Presenilin, the γ-secretase complex, and the proteolysis of APP and Notch. A, Presenilin is endoproteolytically cleaved into two polypeptides, an N-terminal fragment (NTF) and a C-terminal fragment (CTF) that remain associated. Each fragment contributes one aspartate to the γ-secretase active site (denoted by D’s). APP is first cleaved in the extracellular domain by β-secretase, and the membrane-bound remnant is cleaved at least twice (at the γ and ε sites) within the membrane by γ-secretase to produce Aβ and the APP intracellular domain (AICD).
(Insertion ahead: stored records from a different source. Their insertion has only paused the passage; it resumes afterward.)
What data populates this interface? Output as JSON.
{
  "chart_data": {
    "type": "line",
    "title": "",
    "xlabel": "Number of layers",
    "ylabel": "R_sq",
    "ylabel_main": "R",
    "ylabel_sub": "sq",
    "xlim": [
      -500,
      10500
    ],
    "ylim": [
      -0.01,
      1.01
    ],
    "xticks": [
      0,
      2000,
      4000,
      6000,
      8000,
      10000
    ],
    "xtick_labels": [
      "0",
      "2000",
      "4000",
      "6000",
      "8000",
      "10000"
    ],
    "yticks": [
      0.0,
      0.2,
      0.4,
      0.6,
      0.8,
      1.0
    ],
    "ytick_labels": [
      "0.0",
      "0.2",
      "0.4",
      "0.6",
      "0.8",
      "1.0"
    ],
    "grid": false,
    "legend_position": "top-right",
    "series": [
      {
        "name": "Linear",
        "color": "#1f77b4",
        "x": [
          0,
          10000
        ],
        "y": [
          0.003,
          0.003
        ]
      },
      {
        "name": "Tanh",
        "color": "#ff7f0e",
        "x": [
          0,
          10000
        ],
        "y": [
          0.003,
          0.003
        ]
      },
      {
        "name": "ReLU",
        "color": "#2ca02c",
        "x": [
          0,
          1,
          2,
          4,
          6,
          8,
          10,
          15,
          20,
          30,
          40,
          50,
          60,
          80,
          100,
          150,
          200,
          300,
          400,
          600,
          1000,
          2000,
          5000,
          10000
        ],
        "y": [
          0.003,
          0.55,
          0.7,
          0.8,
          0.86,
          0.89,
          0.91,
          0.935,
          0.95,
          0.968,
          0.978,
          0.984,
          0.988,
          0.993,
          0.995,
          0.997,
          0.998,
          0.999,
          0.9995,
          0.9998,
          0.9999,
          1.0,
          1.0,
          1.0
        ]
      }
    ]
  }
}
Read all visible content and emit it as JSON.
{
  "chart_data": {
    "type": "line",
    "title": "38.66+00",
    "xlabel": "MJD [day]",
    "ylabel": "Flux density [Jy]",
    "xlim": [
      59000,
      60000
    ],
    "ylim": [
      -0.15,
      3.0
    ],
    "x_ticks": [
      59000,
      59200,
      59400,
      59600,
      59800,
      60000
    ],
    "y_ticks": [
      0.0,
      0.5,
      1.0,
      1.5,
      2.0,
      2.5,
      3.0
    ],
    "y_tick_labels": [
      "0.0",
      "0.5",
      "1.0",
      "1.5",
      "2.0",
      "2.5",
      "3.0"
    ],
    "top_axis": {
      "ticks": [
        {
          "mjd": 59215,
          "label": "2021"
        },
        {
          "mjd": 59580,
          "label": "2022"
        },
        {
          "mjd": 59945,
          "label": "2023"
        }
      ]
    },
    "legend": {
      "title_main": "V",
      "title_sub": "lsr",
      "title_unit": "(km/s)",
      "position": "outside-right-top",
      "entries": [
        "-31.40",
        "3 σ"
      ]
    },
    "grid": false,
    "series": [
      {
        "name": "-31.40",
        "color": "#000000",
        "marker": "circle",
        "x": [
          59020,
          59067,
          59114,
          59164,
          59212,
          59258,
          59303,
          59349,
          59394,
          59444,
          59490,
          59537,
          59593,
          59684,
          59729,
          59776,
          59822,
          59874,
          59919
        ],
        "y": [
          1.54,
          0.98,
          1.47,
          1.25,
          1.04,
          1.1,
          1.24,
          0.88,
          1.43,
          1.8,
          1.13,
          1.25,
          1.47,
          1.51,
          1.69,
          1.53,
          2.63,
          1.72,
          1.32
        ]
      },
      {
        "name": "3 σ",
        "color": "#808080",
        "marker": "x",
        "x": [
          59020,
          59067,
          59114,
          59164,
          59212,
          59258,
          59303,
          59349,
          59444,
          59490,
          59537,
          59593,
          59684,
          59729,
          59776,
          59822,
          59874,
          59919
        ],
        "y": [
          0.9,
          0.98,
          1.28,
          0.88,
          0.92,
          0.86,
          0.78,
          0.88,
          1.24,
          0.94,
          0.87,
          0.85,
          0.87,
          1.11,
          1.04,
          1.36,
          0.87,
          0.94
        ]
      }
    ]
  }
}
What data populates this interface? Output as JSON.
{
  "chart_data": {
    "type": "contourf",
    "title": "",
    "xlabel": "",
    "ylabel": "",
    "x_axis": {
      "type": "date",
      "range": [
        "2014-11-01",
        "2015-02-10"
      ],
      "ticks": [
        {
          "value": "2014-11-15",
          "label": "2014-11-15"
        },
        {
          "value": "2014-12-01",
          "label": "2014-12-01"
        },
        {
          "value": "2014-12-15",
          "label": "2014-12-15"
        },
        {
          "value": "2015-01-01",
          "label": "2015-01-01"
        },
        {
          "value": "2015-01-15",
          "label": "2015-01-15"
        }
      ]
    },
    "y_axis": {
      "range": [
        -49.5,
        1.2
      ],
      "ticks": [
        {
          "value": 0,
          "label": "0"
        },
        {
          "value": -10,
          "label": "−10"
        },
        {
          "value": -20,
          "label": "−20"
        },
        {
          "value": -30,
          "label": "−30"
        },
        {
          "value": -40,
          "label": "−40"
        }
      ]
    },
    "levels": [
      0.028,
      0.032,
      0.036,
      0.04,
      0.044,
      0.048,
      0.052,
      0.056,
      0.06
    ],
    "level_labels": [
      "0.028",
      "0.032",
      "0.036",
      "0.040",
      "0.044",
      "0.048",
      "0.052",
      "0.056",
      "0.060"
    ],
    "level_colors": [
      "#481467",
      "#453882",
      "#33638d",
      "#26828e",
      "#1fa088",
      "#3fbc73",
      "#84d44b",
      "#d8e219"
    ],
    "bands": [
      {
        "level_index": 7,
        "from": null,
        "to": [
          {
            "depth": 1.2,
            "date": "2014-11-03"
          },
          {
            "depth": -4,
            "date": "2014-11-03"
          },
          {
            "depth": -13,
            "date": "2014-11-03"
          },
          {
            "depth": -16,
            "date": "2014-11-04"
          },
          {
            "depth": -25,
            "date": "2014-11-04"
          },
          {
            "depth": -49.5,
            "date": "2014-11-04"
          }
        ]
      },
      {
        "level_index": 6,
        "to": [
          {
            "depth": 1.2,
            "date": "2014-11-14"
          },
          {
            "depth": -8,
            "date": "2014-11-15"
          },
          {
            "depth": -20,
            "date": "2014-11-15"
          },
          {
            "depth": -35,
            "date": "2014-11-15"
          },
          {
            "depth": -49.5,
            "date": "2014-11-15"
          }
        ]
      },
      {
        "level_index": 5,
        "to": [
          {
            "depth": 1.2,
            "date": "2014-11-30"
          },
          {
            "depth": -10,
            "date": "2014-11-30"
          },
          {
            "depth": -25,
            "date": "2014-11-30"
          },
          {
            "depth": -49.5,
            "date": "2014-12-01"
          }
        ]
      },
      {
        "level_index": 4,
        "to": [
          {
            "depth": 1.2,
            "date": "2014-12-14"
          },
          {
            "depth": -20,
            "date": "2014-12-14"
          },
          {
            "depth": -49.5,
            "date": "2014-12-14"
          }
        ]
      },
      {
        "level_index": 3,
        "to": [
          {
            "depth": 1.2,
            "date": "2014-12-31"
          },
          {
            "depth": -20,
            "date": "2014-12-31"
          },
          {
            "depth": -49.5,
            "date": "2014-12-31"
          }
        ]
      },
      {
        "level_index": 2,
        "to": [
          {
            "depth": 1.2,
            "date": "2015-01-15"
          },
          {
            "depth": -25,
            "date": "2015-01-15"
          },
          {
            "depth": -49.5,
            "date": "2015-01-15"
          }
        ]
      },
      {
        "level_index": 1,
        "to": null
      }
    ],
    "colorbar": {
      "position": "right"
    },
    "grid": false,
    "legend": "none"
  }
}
The Notch extracellular is shed via proteolysis at the S2 site by ADAM17 and then at the S3 and S4 sites by γ-secretase to produce Nβ and the Notch intracellular domain (NICD). Stars indicate general locations of missense mutations in Presenilin and APP that are associated with autosomal dominant, early-onset familial Alzheimer’s disease. B, Other substrates known to be cleaved by the γ-secretase complex. C, Components of the γ-secretase complex. Presenilin assembles with Nicastrin (NCT), Aph1, and Pen-2, whereupon Presenilin is endoproteolytically cleaved to NTF and CTF. Only one of each component is required for γ-secretase activity.

Figure 2

Inhibitors and modulators of γ-secretase. Transition-state analogue inhibitors such as the peptidomimetic 1 include hydroxyl-containing moieties that interact with the catalytic aspartates of aspartyl proteases. Helical peptide inhibitors include α-aminoisobutyric acid (Aib)-containing substrate mimics such as 2 (*denotes that the threonine residue contains an O-benzyl group). These helical peptides mimic the APP transmembrane domain and interact with the substrate docking site on the protease. The potent benzodiazepine inhibitor 3 (LY-450,139) is in late-stage clinical trials for the treatment of Alzheimer’s disease. NSAID-like modulator 4 (R-Flurbiprofen or tarenflurbil), which recently failed in late-stage clinical trials for Alzheimer’s disease, shifts where γ-secretase cuts APP, reducing the aggregation-prone Aβ42 and elevating more soluble Aβ38. Naphthyl ketone 5 inhibits total Aβ production without interfering with the ability of γ-secretase to cleave Notch receptor substrates.

Figure 3

A 12 Å resolution structure of γ-secretase by cryo-electron microscopy. A, Surface-rendered side view of the γ-secretase structure. The thick curved line indicates an apparent membrane surface groove that is hypothesized to represent the approximate position at which a transmembrane substrate might bind. Horizontal dashed lines represent the boundaries of the cell membrane. B, Cut-open view of the structure shown in A. The dotted lines indicate the potential water-accessible spaces.

Figure 4

The presenilin homolog signal peptide peptidase (SPP). Signal peptides are removed from membrane proteins by signal peptidase (SP), and the remnant peptides are released from the membrane by SPP-mediated intramembrane proteolysis. SPP, like presenilin, contains two aspartates essential for protease activity, but the conserved aspartate-containing motifs are in the opposite orientation compared with their presenilin counterparts. Consistent with the flipped orientation of SPP vis-à-vis presenilin, the substrates of these two proteases also run in the opposite direction. Unlike presenilin, SPP apparently does not require other protein cofactors or cleavage into two subunits for proteolytic activity.